Comme si le citoyen français, belge, allemand, turc et musulman était ipso facto responsable des salves de missiles et de roquettes envoyées de Gaza sur Israël ou des massacres des chrétiens animistes du sud Soudan par le régime islamique de Khartoum ou celui des coptes en Egypte ou des persécutions des chrétiens en Iraq. Ce n’est évidemment pas le cas non plus. D’ailleurs, où sont les manifestants pour s’indigner du fait que les chrétiens de Mossoul en ont été chassés de la ville par l’EIIL sauf à ce qu’ils se convertissent à l’islam ? Alors pourquoi ce traitement spécial du juif ? Pourquoi cette focalisation sur Israël ? Soyons honnêtes. Parce que la majorité des israéliens sont juifs. La France fait l’objet d’une résurgence inquiétante de l’antisémitisme et fait preuve d’une faiblesse inquiétante à traiter ce problème. Il faut arrêter de se cacher derrière les grands discours et agir. Agir vite et de manière claire. Agir sur le terrain, devant les tribunaux, dans les écoles pour que les professeurs d’histoire puissent enseigner la Seconde guerre mondiale et la Shoah sans voir leurs cours interrompus par des adolescents nourris de la haine des Juifs au point d’en interdire la seule évocation.

Les Juifs sont le baromètre de la société. Quand on s’attaque à eux, ce n’est qu’un début. On s’attaquera bientôt aux autres. Le Pasteur Niemöller l’avait si bien dit. L’avantage que nous avons sur Martin Niemöller c’est que nous avons l’expérience de l’Histoire.
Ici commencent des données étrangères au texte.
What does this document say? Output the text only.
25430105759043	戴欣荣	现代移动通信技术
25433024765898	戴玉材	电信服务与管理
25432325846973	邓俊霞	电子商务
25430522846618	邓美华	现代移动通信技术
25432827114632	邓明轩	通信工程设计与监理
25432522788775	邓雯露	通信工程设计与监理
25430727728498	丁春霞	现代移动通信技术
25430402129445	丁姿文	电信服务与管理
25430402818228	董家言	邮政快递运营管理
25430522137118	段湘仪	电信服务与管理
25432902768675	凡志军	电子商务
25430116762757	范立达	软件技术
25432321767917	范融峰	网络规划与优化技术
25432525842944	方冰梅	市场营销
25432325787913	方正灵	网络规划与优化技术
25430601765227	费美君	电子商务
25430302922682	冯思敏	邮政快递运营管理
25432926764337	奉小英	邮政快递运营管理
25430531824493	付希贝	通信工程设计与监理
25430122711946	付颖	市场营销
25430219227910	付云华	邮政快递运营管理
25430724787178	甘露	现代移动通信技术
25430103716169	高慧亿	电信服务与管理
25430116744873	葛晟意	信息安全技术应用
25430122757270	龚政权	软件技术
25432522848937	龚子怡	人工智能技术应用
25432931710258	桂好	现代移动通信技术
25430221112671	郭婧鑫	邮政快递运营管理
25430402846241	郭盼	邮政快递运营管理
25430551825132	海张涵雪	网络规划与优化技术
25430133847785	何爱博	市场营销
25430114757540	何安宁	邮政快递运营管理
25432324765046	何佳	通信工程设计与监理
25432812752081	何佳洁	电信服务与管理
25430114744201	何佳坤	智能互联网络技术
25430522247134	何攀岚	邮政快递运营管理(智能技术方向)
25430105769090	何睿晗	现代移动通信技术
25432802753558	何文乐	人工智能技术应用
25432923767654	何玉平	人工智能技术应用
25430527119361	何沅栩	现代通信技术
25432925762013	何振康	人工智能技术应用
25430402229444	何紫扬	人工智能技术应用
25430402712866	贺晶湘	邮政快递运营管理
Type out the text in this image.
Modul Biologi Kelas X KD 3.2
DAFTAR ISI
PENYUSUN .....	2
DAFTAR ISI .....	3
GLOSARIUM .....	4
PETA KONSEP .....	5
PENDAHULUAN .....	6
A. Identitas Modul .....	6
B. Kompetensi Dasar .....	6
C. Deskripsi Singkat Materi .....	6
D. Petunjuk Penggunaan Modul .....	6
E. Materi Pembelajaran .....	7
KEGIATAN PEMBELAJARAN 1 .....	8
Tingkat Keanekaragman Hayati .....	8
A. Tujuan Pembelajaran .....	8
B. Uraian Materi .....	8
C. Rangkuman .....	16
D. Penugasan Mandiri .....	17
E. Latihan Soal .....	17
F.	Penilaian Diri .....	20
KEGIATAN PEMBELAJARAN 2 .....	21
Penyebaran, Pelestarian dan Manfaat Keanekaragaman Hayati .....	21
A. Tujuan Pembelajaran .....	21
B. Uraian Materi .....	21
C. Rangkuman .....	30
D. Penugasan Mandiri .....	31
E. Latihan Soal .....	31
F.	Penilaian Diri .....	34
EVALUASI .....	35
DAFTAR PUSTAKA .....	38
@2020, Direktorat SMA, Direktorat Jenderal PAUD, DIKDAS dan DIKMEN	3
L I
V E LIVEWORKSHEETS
Et pourtant, le gouvernement ne fait rien ou si peu. Interdire une manifestation en raison de troubles à l’ordre public, c’est la bonne décision à prendre. Ne rien prévoir pour faire face aux débordements lorsque l’on sait que cette manifestation aura quand-même lieu, c’est irresponsable.
 
La France est malade de son antisémitisme. Pas la France institutionnelle, pas son corpus légal, mais la France, quel que soit son bord politique, qui ne sait pas ou ne veut pas réagir face au péril. Celle qui croit qu’en courbant la tête, elle s’en sortira. C’est une erreur grossière. La peur n’évite pas le danger.
 
Espérons que la raison revienne à ses manifestants de la cause palestinienne pour que leur soutien aux Gazaouis piégés par le Hamas ne se confonde pas en incitation à la haine raciale et au meurtre, qui au-delà de l’évidente réprobation morale que tout un chacun devrait ressentir, sont deux délits punis par le Code pénal.
Espérons que la France saura protéger ses concitoyens juifs et, par là-même, la République. Il suffit pour cela de mettre un terme à cet angélisme nocif et d’appliquer les lois existantes.